Ingredients:
- 1 pound (450g) orzo pasta
- 8 cups (approx. 2 liters) water
- 1 tablespoon (15 ml) olive oil
- 1 teaspoon (5g) salt
- 1 cup (150g) cherry tomatoes, halved
- 1 cup (150g) cucumber, peeled, seeded, and diced
- ½ cup (75g) red onion, finely chopped
- ½ cup (75g) Kalamata olives, pitted and halved
- ½ cup (30g) fresh parsley, chopped
- ¼ cup (15g) fresh mint, chopped (optional)
- 4 ounces (115g) feta cheese, crumbled
- ¼ cup (60ml) extra virgin olive oil
- 3 tablespoons (45ml) fresh lemon juice
- 2 cloves garlic, minced
- 1 teaspoon (5ml) dried oregano
- ½ teaspoon (2.5ml) salt, or to taste
- ¼ teaspoon (1.25ml) black pepper, or to taste
Instructions:
- Bring water to a boil in a large pot. Add salt and orzo. Cook according to package directions (usually 8-10 minutes) until al dente. Drain immediately using a colander and rinse with cold water. Toss with olive oil.
- While the orzo is cooking, chop the tomatoes, cucumber, red onion, parsley, mint (if using), and olives.

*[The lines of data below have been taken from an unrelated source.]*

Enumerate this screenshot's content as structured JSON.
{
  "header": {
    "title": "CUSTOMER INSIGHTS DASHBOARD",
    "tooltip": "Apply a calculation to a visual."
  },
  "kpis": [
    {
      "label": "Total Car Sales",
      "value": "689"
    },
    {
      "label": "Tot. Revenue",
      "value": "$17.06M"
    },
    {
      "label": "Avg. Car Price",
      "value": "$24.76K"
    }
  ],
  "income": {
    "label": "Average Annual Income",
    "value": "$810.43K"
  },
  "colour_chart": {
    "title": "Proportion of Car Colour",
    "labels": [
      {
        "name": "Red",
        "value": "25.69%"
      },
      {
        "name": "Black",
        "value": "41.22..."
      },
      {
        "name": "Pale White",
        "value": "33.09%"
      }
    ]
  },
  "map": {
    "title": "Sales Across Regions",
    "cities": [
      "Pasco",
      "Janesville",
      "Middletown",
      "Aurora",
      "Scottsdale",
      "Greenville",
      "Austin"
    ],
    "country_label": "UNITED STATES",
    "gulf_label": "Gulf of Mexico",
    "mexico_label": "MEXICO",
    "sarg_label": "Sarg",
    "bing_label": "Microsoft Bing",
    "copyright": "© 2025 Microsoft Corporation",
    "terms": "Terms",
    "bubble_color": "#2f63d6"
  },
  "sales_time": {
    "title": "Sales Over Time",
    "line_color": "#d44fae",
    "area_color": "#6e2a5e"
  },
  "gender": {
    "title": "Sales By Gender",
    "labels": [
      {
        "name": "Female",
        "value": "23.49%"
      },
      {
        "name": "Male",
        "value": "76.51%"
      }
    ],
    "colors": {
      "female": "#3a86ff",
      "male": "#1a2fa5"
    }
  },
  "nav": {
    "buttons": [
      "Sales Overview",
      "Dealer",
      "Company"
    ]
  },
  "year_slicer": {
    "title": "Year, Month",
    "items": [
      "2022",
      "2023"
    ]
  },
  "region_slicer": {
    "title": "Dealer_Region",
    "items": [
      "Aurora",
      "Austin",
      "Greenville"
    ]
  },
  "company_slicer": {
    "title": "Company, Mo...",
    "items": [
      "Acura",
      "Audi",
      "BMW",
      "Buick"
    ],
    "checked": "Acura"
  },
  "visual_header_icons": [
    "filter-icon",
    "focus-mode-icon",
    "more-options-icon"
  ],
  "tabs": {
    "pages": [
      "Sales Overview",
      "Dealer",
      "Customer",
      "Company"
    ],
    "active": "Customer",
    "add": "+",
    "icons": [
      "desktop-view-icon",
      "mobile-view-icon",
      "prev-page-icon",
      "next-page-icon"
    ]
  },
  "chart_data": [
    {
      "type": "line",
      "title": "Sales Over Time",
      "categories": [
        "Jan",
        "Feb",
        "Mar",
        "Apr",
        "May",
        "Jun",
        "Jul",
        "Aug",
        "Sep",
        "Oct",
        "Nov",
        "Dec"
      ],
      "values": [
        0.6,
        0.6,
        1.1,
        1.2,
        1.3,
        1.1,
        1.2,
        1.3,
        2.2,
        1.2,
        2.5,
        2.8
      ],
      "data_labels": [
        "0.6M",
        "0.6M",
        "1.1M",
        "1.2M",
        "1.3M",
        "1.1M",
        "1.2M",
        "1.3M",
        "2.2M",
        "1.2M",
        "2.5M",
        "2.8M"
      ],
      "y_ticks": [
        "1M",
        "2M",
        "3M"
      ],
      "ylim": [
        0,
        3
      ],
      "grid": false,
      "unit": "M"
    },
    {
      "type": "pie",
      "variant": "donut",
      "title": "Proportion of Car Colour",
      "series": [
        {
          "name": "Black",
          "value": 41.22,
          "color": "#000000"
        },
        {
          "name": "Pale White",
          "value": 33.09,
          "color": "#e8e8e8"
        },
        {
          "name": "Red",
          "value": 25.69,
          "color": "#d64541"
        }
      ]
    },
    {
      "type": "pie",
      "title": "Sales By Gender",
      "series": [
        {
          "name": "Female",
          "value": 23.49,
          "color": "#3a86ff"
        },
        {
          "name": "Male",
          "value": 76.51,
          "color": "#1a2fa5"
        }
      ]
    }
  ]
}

- In a small bowl, whisk together olive oil, lemon juice, minced garlic, oregano, salt, and pepper.
- In a large mixing bowl, combine the cooked orzo, chopped vegetables, and crumbled feta.
- Pour the vinaigrette over the salad and gently toss to combine.
- Cover the bowl and refrigerate for at least 30 minutes to allow the flavors to meld. Serve chilled.